Well in London all the bus and train data is made available to third-party service providers. That is how citymapper exists

squeaky-clean|8 years ago

I think they meant it more along the lines of "I'd rather have my bus be on time than have my smartphone tell me exactly how late it will be."

pjc50|8 years ago

It's also miles better than most UK cities, which is occasionally a sore point. The rest of the country has to put up with Stagecoach buses which are less reliable at twice the price.
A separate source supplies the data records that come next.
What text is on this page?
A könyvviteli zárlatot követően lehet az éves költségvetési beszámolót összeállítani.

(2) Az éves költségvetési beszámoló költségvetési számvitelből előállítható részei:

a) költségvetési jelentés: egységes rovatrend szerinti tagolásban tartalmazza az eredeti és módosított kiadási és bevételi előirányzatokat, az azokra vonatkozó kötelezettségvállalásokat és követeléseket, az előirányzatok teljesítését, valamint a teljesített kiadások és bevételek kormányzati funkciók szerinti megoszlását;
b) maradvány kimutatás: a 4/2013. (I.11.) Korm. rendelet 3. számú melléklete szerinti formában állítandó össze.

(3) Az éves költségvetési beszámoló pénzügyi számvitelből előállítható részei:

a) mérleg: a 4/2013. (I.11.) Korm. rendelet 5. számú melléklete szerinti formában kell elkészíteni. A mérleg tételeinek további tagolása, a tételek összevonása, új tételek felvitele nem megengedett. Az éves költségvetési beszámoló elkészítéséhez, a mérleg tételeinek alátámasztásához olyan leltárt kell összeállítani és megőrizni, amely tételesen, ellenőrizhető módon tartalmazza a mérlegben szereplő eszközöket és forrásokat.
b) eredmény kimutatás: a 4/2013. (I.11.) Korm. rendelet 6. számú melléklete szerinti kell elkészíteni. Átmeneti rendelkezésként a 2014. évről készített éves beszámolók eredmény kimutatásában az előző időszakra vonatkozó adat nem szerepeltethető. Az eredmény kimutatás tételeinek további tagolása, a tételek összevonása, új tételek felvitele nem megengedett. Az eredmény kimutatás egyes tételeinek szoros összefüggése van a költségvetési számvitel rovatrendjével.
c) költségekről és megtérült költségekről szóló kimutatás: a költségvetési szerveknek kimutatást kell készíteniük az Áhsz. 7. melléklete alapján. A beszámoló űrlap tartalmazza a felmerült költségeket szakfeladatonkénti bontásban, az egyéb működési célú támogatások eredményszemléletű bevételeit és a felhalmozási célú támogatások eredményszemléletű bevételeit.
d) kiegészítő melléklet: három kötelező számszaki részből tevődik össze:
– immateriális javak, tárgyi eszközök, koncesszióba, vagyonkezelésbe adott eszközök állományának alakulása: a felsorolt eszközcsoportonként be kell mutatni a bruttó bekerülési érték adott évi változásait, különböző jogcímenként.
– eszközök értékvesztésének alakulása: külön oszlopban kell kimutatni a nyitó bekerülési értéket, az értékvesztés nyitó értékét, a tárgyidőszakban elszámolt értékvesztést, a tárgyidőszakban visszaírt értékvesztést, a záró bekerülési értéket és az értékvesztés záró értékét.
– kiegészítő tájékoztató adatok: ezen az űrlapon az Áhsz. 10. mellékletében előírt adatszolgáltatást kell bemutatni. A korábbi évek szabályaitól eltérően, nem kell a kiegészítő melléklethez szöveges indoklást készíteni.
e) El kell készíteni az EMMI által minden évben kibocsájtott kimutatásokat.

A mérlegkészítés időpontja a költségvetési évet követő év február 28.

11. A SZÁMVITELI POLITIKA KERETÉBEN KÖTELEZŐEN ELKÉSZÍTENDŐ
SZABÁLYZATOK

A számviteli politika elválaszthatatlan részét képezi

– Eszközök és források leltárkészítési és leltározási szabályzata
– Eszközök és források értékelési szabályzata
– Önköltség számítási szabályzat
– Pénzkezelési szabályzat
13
(Except Edinburgh, which also has publicly funded cheap buses)

dazc|8 years ago

London is an exception indeed. In most other cities it's a free for all between two or three companies, each with their own very poorly developed payment systems with little or no connectivity between them.

peteretep|8 years ago

    > In fairness, public infrastructure is
    > already miles better in London than most
    > U.S. cities
Just most?

awjr|8 years ago

I did some work using Census 2011 data and created league tables for modes of transport across England and Wales. 56% of London residents commute to work by public transport. Next highest is Manchester at 31%. Unsure where that stands within an international league. I'd assume Tokyo would be higher. https://docs.google.com/spreadsheets/d/1U9f-g8ETvljw-YAZbFpW...

codingmyway|8 years ago

London underground trains are fitted with sensors that can tell the weight of each carriage and there's a good chance that the data will be available via Transport For London's API, if it isn't already (I worked on the API two years ago)

City mapper has their own data sources but a lot is still from the public API that TFL provides for free with the reasoning that app developers will do a better job than TFL could.